そして、柾鷹の刀が、オイルのナイフが彼女に打ち込まれる。
「かはっ」
零れた声は掠れ、弱々しい吐息のようで。
「塵に返れ、エルヴィラ‥‥」
静かに、光はクリスタルソードを振り下ろした。
エルヴィラの細い首が透明な刃によって切り落とされ、ごとりと床に落ちる。
幼い少女と変わらぬ小さな体、小さな頭。これが、人々を恐怖のどん底に陥れたバンパイアだとは‥‥。

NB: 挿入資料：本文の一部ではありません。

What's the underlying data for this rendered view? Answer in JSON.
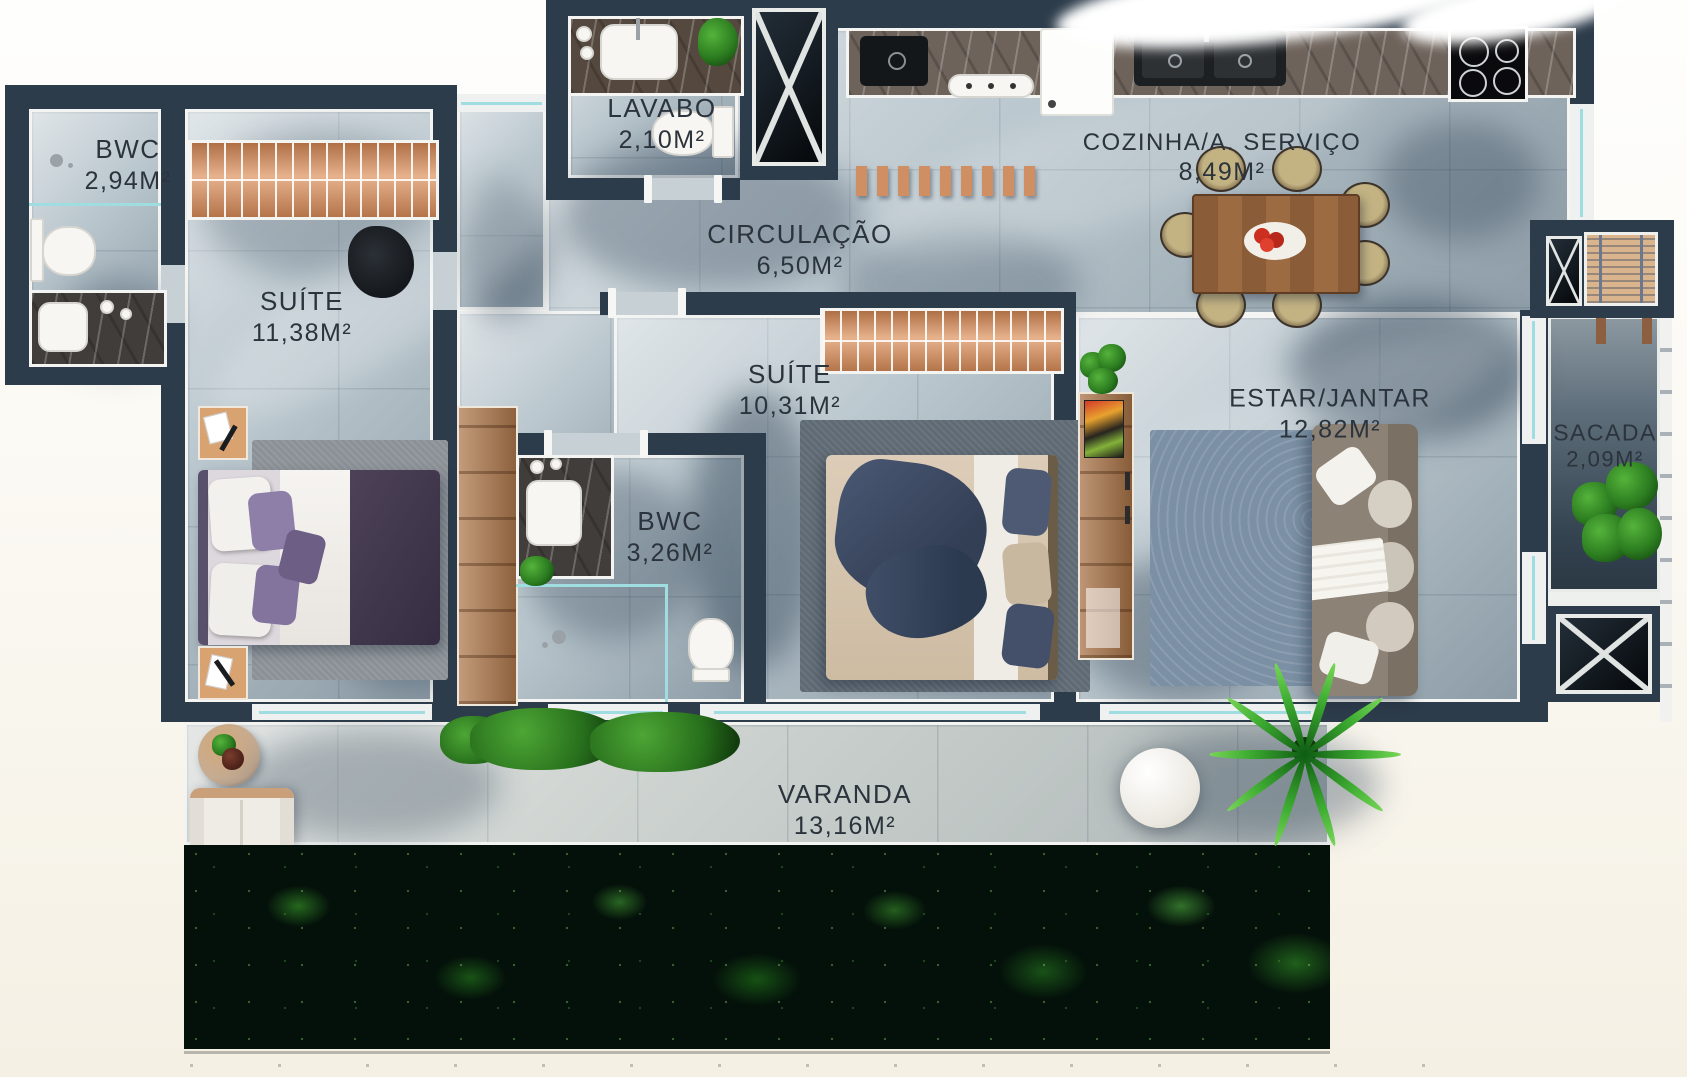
{
  "page": {
    "type": "apartment-floor-plan"
  },
  "colors": {
    "wall": "#2d3c4b",
    "floor": "#b9c6cd",
    "floor_trim": "#f4f5f3",
    "wood_closet": "#dd9a6e",
    "wood_table": "#8a5c38",
    "glass": "#9fdde0",
    "text": "#2b333c",
    "sacada_floor": "#3c4f5e",
    "hedge": "#04100a",
    "leaf": "#3fae33",
    "background": "#faf7f0"
  },
  "rooms": {
    "bwc1": {
      "name": "BWC",
      "area": "2,94M²"
    },
    "suite1": {
      "name": "SUÍTE",
      "area": "11,38M²"
    },
    "lavabo": {
      "name": "LAVABO",
      "area": "2,10M²"
    },
    "circulacao": {
      "name": "CIRCULAÇÃO",
      "area": "6,50M²"
    },
    "cozinha": {
      "name": "COZINHA/A. SERVIÇO",
      "area": "8,49M²"
    },
    "suite2": {
      "name": "SUÍTE",
      "area": "10,31M²"
    },
    "bwc2": {
      "name": "BWC",
      "area": "3,26M²"
    },
    "estar": {
      "name": "ESTAR/JANTAR",
      "area": "12,82M²"
    },
    "sacada": {
      "name": "SACADA",
      "area": "2,09M²"
    },
    "varanda": {
      "name": "VARANDA",
      "area": "13,16M²"
    }
  }
}
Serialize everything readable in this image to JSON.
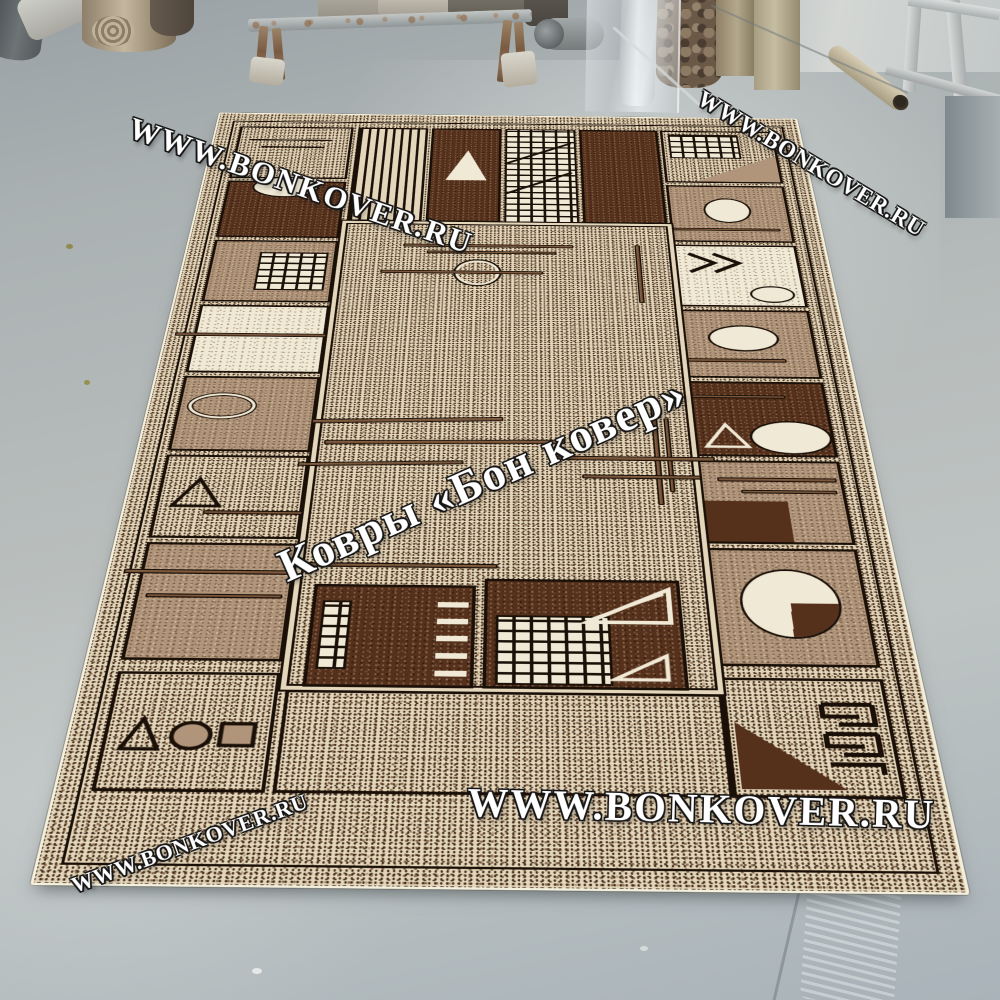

深い悲しみを湛えた眼差しを向ける光の肩に手を置いて、ベアトリスは油の壺を傾けた。
巻き起こった炎に、オイルが手を振って退却を指示する。
全ては終わった。
家族や隣人を喪った悲しみを思えば、依頼を成し遂げたと手放しに喜べる状態ではなかったが、忌まわしいバンパイアは屋敷と共に焼け落ちた。村は解放されたのだ。
「‥‥‥‥」
「行くよ、光の坊主」
炎に包まれた少女へと小さく囁きかけた光は、ベアトリスに促されてゆっくりと歩き出した。
●鎮魂の祈り
太陽が沈みかけていた。
けれど、もう夜に怯えることはない。
「アネット‥‥」
焼け落ちた館の前で泣き崩れるのは、最初の依頼者であるアネットだ。
スレイブとなり、冒険者の手によって解放された犠牲者の中に、彼女の兄がいた。最後まで無事を信じていたアネットだったが、囚われていた村人の言葉により、兄が館の奥深くにいたと確認されたのだ。
「アネットの嬢ちゃん」
突っ伏したアネットの顎を上げさせて、ベアトリスはその額に小さく十字を刻む。
「これは、聖水だよ。モレスティドの皆は清められ、主も祝福したもうた。‥‥悪夢は終わったんだよ」
村人の間から漏れる嗚咽の中、ルクスは土を掘り起こし、手にした苗木を植えた。周囲の木々を伐採している最中に見つけた若木だ。
「もう、このような悲しみがないようにと私は祈る」
土で汚れた指先を組み、低く祈りの言葉を唱え始めたルクスに、村人達の声が重なって流れていく。
鎮魂の祈りが響く中、ステラは「そうね」と呟いて煙がたなびく空を見上げた。